Essa dimensão estética agitou em mim o desejo de simular problemas urbanos com a arte da performance!

2
ACELERAÇÂO:
um grupo de estudantes do último período em arquitetura e urbanismo da Faculdade de Arquitetura e Urbanismo da UFBA disseram que o bairro da Pituba é “ideal” para se viver.

estudantes de arquitetura - o Bairro da Pituba é “ideal” porque sua malha urbana é organizada e regular, com distribuição adequada de serviços, comércios e residências o que torna este espaço aprazível e de fácil circulação, sua oportunidade de viver bem.

a arquiteta - será que a função do arquiteto é deixar os bairros assim? Tão assépticos e organizados? Também aprendi isso na faculdade… Mas não gosto desse bairro… A avenida com maior circulação de pessoas não tem sombra na calçada! E haja luz na Praça Nossa Senhora da Luz! Para mim não tem nada de ideal.
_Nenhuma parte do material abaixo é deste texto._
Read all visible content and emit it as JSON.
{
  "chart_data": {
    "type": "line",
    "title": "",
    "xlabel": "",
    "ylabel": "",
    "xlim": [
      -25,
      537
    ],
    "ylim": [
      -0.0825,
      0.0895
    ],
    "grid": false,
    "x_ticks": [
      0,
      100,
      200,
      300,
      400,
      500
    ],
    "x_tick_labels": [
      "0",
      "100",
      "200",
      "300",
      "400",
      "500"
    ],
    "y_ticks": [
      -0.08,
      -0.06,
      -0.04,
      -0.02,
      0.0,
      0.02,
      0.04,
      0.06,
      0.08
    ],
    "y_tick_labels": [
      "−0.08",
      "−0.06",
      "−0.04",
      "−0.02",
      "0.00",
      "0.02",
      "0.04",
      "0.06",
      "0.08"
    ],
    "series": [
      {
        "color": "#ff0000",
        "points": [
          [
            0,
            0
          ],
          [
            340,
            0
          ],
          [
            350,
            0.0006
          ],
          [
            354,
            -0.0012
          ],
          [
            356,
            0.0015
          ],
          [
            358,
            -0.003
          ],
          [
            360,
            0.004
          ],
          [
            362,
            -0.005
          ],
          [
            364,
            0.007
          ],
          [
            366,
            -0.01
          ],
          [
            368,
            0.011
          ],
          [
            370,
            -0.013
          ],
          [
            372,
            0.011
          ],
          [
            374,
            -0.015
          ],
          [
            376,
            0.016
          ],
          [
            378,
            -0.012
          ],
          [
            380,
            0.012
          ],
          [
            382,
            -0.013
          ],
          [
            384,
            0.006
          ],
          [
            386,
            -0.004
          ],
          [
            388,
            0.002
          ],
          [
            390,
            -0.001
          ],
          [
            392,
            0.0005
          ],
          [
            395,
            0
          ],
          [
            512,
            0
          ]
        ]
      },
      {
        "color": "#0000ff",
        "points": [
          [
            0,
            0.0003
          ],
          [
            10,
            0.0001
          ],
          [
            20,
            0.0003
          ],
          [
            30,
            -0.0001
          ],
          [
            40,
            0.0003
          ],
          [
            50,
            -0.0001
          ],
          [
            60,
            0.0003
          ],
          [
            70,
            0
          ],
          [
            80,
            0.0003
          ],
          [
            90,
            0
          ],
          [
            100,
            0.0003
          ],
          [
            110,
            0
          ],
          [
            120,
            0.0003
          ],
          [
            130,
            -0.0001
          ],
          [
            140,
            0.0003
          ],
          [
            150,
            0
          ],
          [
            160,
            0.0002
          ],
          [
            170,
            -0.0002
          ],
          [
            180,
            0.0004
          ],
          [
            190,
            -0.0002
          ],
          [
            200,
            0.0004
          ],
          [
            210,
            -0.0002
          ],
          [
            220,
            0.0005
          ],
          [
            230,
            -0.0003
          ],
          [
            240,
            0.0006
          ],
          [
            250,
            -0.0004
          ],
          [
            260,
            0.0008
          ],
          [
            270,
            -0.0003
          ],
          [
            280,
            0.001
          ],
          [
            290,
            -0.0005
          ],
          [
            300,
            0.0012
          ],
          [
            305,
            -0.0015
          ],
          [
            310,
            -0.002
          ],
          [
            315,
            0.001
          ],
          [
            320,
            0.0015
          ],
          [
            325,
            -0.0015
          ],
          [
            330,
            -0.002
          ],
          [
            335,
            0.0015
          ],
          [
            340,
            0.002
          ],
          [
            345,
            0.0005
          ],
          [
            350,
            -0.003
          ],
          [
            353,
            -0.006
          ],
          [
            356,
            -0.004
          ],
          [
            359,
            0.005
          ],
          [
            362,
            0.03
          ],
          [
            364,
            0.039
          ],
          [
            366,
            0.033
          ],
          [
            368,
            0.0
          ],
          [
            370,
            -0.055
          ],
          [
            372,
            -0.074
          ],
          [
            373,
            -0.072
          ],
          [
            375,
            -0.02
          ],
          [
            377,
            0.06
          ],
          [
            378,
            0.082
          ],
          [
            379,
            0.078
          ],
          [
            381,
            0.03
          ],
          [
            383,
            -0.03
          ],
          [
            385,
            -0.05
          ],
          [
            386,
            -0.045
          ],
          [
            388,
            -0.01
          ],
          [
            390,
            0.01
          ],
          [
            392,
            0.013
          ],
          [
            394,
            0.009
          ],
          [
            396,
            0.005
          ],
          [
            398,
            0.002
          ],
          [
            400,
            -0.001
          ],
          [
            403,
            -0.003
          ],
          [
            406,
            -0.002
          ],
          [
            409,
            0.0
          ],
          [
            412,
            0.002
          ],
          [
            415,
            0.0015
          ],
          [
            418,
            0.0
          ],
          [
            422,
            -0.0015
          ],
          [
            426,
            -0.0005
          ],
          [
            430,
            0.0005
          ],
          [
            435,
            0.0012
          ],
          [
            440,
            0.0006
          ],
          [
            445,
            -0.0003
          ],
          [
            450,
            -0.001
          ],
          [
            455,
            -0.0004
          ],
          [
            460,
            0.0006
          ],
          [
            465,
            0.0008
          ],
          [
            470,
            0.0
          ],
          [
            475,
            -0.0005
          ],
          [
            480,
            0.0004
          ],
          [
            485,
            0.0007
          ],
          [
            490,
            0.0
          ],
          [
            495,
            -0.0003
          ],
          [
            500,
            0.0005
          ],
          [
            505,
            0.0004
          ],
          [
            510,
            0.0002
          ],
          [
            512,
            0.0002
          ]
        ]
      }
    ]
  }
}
E para você?

o artista - X Documenta de Kassel, em 1997, Tunga apresenta a performance “Inside Out, Upside Down”. A primeira aparição dessa performance foi na abertura da Bienal de Veneza, em 1995, com o título “Passeio de Vanguarda em Veneza” ou “Debaixo do meu chapéu” e retorna incorporada por moças na abertura da X Documenta.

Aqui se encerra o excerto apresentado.